Tactical wisdom dictates that you should strive to seize the initiative. In ground combat, forcing your opponent to react to your movements, instead of the other way around, creates opportunities to secure victory. On the surface, this is what Putin appears to have done on the issue of Ukraine: he is forcing the US to react to his moves.
Except geopolitical strategy is more nuanced. There are too many options available to an opponent to force such a clear cut decision.
In calling out the possibility of Russian action, refusing Putin's demands and arming the Ukrainians, Washington has called the bluff.
In precipitating this crisis, Putin has in fact forced a difficult choice on himself. He can either retreat without achieving any concession from the US, or he can invade Ukraine and embroil Russia in a costly and bloody occupation of another country.
So what next for Russia? Neither of those options will be appealing. But geopolitical strategy is nuanced - perhaps there is a third way out, a method of extracting himself from the crisis without losing face domestically or starting a war.

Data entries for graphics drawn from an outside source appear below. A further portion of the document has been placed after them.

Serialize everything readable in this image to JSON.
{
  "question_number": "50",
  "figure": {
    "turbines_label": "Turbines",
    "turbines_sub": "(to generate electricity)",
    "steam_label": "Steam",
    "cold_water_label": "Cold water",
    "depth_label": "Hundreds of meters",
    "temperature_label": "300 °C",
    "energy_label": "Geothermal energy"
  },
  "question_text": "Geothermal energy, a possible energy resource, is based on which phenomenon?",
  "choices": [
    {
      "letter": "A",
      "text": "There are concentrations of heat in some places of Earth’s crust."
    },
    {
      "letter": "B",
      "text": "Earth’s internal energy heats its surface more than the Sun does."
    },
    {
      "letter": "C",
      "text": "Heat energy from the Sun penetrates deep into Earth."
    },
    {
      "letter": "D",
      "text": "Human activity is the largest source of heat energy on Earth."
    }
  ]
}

It is impossible to predict the future, of course, but perhaps Russia will extract a relatively minor concession from the US – such as a reduction in the number of pre-positioned American troops in eastern Europe – and advertise it within Russia as a 'major victory'. In effect, this would maintain the status quo, which is the least risky option. Alternatively, Putin could accelerate the existing separatist war in eastern Ukraine, although this is only likely to push Kiev closer to the West.
But it's also possible that Putin has precipitated this crisis for unclear domestic reasons. Perhaps his political position has been weakened and he is looking to create a distraction or reinforce an image of strength. If so, it will be more difficult for him to find a plausible 'third way out' without undermining his own position at the apex of Russian power.
Yet the central question – what next for Russia – extends far beyond Ukraine. It is really a question about Putin himself. At 69, he has perhaps 10-20 years left as Russia's leader. What happens after Putin? How will Russia handle the transition of power? Who is the next leader?
These are questions of incredible importance for Mongolia. Moscow is a major energy supplier, economic partner and historic security guarantor for Ulaanbaatar. If Putin's departure causes major instability in Russia, Mongolia will quickly need to find another security guarantor (probably the US, or even Japan) to safeguard its independence from another strong authoritarian leader in Xi Jinping.
This question may need to be answered sooner than many expect. Instability within Russia could occur even while Putin remains a leader. For example, if Putin miscalculates in the Ukraine crisis, he could weaken his domestic position and cause political unrest amongst other powerful players in Russia. With this in mind, Mongolia's 'Third Neighbour' policy is a good insurance policy and should be maintained and even strengthened.
In this, there are echoes of an even larger question: what next for China? After all, Xi Jinping is only a year younger than Putin and has his own ambitions to reclaim Taiwan. And that is why Putin's gamble in Ukraine is being watched so closely and may have a consequential impact on Mongolia’s future.